Dopo lo Smi, anche lo Snami chiede le dimissioni di Amedeo Bianco da presidente dell’Ordine

Redazione DottNet | 12/03/2013 17:14

Dopo lo Smi, anche lo Snami scende in campo contro l’incarico di Bianco, presidente dell’Ordine. Gianfranco Breccia, Segretario Nazionale dello Snami e Presidente provinciale di Torino su questo non ha dubbi: “Chiediamo a gran voce che Amedeo Bianco, senatore neoeletto del Partito Democratico, lasci immediatamente i ruoli che ricopre come presidente dell'ordine dei medici di Torino e come presidente della federazione nazionale degli ordini dei medici. I sanitari, qualunque sia la loro posizione politica, devono essere rappresentati da chi sia al di sopra delle parti. Chi deve oggettivamente rispondere ad una parte politica, che come parte rappresenta solo una percentuale di cittadini, in questa circostanza medici, sarebbe condizionato nelle sue scelte che rischierebbero di non tutelare tutti i medici”.

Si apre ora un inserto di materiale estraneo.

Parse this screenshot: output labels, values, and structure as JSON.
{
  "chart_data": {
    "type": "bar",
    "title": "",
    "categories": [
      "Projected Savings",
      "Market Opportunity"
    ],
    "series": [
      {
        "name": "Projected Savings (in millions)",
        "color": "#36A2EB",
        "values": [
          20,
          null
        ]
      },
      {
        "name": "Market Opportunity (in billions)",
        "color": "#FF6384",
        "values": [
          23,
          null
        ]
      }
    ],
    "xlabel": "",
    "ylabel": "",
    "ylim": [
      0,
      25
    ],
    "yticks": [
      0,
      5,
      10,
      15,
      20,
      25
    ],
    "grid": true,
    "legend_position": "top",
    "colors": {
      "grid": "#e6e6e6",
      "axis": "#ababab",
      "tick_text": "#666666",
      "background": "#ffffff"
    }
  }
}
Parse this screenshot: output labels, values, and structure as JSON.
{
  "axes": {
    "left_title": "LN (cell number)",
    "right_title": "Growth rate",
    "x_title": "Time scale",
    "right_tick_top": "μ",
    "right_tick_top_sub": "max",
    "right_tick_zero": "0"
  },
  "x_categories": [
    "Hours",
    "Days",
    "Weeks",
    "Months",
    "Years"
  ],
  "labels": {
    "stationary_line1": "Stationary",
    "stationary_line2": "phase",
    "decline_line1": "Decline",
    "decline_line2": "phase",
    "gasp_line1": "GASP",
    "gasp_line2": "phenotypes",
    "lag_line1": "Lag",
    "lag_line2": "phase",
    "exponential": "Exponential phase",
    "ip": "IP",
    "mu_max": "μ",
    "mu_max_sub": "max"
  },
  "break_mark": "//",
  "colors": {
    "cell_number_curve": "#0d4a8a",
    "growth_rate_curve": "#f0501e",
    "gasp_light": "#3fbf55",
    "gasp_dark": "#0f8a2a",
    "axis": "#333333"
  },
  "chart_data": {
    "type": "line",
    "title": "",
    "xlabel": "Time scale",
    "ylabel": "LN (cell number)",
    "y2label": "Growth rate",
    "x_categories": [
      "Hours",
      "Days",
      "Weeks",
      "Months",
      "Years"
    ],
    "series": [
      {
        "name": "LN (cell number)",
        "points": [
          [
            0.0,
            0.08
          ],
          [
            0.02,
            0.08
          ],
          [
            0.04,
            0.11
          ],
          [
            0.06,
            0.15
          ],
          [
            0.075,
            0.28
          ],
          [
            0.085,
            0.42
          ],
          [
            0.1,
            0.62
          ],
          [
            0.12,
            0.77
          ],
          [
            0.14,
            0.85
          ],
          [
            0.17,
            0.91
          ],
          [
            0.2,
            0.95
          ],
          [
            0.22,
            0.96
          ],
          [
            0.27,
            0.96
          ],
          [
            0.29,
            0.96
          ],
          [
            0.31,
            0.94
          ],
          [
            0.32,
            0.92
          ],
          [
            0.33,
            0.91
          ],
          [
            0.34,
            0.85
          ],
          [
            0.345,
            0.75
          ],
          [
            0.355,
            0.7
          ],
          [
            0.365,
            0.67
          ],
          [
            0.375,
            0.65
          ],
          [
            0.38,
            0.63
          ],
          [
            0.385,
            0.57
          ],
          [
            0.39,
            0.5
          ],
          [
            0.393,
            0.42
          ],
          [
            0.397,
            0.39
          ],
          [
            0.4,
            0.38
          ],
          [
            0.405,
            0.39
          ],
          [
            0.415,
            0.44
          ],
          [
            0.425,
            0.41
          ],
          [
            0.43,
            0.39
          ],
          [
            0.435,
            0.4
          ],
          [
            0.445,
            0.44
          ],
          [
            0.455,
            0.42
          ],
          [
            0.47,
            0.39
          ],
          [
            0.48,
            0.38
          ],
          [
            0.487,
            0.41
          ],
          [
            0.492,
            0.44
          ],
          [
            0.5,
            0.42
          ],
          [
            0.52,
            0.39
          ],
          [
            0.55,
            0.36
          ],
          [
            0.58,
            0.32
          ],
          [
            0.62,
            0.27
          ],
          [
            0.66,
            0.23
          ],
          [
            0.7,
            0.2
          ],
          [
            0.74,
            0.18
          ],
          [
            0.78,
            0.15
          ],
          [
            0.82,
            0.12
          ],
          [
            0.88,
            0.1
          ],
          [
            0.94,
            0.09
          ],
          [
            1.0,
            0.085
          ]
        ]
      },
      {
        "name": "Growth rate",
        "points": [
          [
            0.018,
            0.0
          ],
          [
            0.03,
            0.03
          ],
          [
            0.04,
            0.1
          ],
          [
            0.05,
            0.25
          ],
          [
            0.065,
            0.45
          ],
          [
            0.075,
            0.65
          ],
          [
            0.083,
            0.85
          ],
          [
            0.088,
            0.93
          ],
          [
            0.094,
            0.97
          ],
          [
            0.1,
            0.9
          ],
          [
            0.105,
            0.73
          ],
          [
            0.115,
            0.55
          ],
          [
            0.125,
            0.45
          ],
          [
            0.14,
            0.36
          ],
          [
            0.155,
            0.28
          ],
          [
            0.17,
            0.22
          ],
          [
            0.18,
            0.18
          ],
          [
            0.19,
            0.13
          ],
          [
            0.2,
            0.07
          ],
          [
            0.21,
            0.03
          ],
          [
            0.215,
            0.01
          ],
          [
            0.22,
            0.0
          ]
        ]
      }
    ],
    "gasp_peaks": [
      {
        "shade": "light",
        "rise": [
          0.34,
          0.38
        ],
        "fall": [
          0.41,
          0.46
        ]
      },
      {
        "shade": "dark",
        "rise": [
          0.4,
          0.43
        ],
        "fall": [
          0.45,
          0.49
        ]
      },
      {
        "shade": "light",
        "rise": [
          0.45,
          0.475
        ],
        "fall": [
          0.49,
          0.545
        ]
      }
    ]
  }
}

“Bianco – continua il rappresentante dello Snami -  agirà in Senato secondo le politiche del partito democratico e poiché non tutti i medici hanno votato per il PD, non condividendone evidentemente la linea programmatica, è chiarissimo il conflitto di interessi e la conseguente nostra richiesta di dimissioni immediate. Le azioni a tutela della professione  che deve porre in essere un presidente d'ordine, devono essere prive di  condizionamenti di sorta. Viceversa come parlamentare deve agire, a tutela della professione dal punto di vista  della forza politica che lo ha eletto, in maniera particolare e conseguentemente settaria”. Si tratta, quindi, secondo lo Snami di  posizioni non condivise da tutti e in parte anche avversate. “Al nostro sindacato – incalza Breccia - non sono piaciute le posizioni del ministro Balduzzi e le norme del governo Monti in tema Sanità e molti di noi hanno denunciato ai propri ordini dei medici lo smantellamento del sistema sanitario nazionale. Potremo mai rivolgerci e chiedere tutela, nel prossimo futuro, al massimo esponente ordinistico, Amedeo Bianco, perché una legge della sua parte politica, magari anche a sua firma, perpetua o peggiora il pessimo percorso Balduzzi? No, evidentemente. Allora scelga in quale poltrona sedere e dia il buon esempio dimostrando, non solo a parole, che la politica vuole cambiare”.